Affermare che la guerra non risparmia nessuno non è una banalità. Essa coinvolge sempre tutti quelli che direttamente o indirettamente vi partecipano, di ogni ceto e provenienza sociale. Sono coinvolte sia persone colte che ignoranti, sia importanti che insignificanti, tutti sono destinati a combattere fianco a fianco contro uno stesso nemico. Quando poi arrivano al fronte gli uomini diventano, per una volta nella vita, tutti uguali, ma alcuni di loro possono rapidamente transitare dalla condizione di combattenti a quella di prigionieri. Solo i civili sono, e saranno sempre, vittime incolpevoli di questi conflitti fino a diventare sfollati o rifugiati. Possono essere spinti costantemente altrove senza potersi difendere. È esattamente ciò che è già successo in Ucraina e che si sta ripetendo in Palestina. Uomini, donne e bambini di tutte le età, senza armi né diritti, sono stati massacrati solo perché considerati tutti “pericolosi terroristi”. Come se si potesse definire terrorista un bambino o un anziano, solo perché di quella particolare etnia.

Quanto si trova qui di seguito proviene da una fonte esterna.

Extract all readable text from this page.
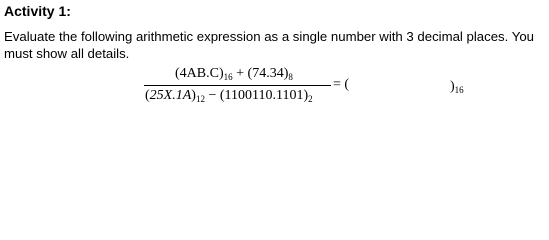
Activity 1:
Evaluate the following arithmetic expression as a single number with 3 decimal places. You
must show all details.
$(4AB.C)_{16} + (74.34)_8$
$(25X.1A)_{12} - (1100110.1101)_2$
= (	)$_{16}$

Le guerre generano sempre, come effetti collaterali, dolorose ingiustizie, morti e orrori di ogni genere. Abbiamo visto, grazie ai resoconti dei mass media, intere città ridotte a cumuli di calcinacci e possiamo solo immaginare la disperazione di chi, tornato dove prima c’era la propria casa, ha trovato quella devastazione. Non solo le case, vede distrutti e cancellati persino gli ospedali, le scuole, i luoghi di cultura e di culto. Tutto questo causa il voluto collasso totale della società civile e l’impossibilità a far rivivere quei luoghi. Qualcuno forse pensa “risultato ottenuto!”. Questo tipo di annientamento potrebbe persino essere il vero obiettivo di chi ha avviato quelle aggressioni. In fondo che importa se si tratta di genocidio o di vendetta in risposta a un’aggressione terroristica subita. Non si può invocare, nemmeno in casi come questo, un improbabile diritto alla difesa dopo il 7 ottobre.
Lo ha fatto Putin in Ucraina, lo ha fatto di nuovo Netanyahu a Gaza. Dopo ogni aggressione così violenta si diffondono puntualmente epidemie e fame, e allora non resta che fuggire il più lontano possibile. Ma anche il tentativo di fuga diventa un’impresa densa di rischi, non foss’altro perché non esistono più infrastrutture. Sono impraticabili perché distrutte sia le strade che le ferrovie e tutto ciò che normalmente consente alla gente di spostarsi. Immaginate per fuggire.
La popolazione, già duramente provata, rimane presto senza acqua potabile, senza cibo, senza farmaci e senza potersi, in alcun modo, curare. Sono cancellate anche le già limitate possibilità di continuare a svolgere attività educative e di lavoro e si condannano così intere generazioni a un futuro vuoto, riempito solo dall’odio che alimenterà generazioni di nuovi terroristi, con dentro una disperazione senza futuro e senza nemmeno la possibilità di immaginarlo. Sono infatti giovani cresciuti, durante tutta la loro breve vita, tra bombardamenti a tappeto, incursioni militari, soprusi e violenze di ogni tipo che diventano presto cicatrici dell’anima.
Gli effetti a lungo termine di una guerra sono sempre devastanti e si estendono ben oltre la durata del conflitto stesso. La guerra porta con sé anche una stagnazione economica e sociale che rende più difficile il ritorno alla normalità, anche molto tempo dopo la fine delle ostilità.
Dopo una guerra il tessuto sociale rimane irrimediabilmente lacerato. Le relazioni di fiducia e di solidarietà tra le persone sono compromesse per sempre e la coesione della comunità di riferimento viene inevitabilmente meno. Le famiglie allora si dividono, con alcuni suoi membri dispersi, altri scomparsi nel corso del conflitto. Questo ha, come conseguenza, la perdita delle reti di supporto sociale, quelle reti solidali che sono fondamentali per il benessere emotivo e per l’equilibrio delle persone.
La guerra, quindi, non solo può distruggere ciò che esiste oggi ma compromette anche il futuro delle comunità coinvolte. Quelle ferite invisibili inflitte alle persone necessiteranno di tempo, risorse e tanto lavoro per essere sanate.
Solo con un vero impegno collettivo e con una visione di pace accompagnata da una volontà di ricostruzione possiamo sperare di rompere il ciclo della reiterazione della violenza e provare a costruire un nuovo futuro.
Ma di perseguire tali obiettivi non si intravede, al momento, alcuna intenzione.